I shook my head, enraptured by the tale.

“They called them names,” he said. “It was that simple. They said they were liars. They called them criminals and scoundrels, uneducated idiots, bigots, you name it. As soon as they said it, it became truth, and the Furnishers of Light lost their influence each time, because who would want to listen to a person like that?”

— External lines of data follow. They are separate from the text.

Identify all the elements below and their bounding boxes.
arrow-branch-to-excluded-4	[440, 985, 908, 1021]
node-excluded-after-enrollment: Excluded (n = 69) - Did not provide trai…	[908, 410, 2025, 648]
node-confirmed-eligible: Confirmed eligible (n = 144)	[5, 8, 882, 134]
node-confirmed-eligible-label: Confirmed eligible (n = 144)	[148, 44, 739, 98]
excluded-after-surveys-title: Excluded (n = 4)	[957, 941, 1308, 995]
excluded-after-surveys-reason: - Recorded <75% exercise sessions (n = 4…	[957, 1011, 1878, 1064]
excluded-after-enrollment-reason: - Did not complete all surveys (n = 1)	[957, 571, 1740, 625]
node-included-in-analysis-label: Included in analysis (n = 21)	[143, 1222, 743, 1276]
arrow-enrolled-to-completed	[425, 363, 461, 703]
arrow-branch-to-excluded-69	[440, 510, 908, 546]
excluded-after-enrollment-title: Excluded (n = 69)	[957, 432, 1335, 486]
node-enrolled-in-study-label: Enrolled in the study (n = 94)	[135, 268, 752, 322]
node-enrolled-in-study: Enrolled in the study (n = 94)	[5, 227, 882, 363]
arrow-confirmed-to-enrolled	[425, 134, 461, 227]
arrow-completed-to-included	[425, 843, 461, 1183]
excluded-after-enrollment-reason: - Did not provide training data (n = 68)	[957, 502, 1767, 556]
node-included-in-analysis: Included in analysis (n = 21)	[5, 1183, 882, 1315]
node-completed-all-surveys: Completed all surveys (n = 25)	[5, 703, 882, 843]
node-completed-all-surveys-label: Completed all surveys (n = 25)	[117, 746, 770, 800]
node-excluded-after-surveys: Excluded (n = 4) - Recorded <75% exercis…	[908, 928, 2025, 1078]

Mum nodded her head. “The Furnishers of Light are a bunch of old busibodies who should just stay out of other people’s affairs. They’ll come for you too! That’s why your dad and I have made an important decision.”

“What’s that?” I said.

“There’s a special academy for people with your gift, a gateway into the faction of Truthwranglers. You won’t be able to join until you’re 13, so you’ll need to keep your head down until then. Keep practicing, but be discreet! At the academy, you will learn to master your skills sufficiently to move planets out of alignment. But you will also learn not to. You’ll learn restraint, in knowing that often the best Newtruth is almost indistinguishable from the Oldtruth. 

“And from what you’ve taught yourself so far, I think you could go a long way!”

 

So here I am, five years on, ready to join the academy, my gateway to mastering my skills and entering the hallowed halls of the mighty few that have gone before me.

No more hiding in the shadows. No more pretending I’m some ordinary 13 year old, resigned to a life of mediocrity and crushed dreams. Finally I get to be with my own kind, the Truthwranglers. Together, we will build a better future, shaping our societies into the kind of place we’d like our own children raised, free of greed, bigotry and intolerance. An end to suffering, an end to poverty, an end to entrenched systemic tyrannies that pit one race against another. Together, we will make the world a better place!

Today, I take my place at the School of Social-Political Journalism!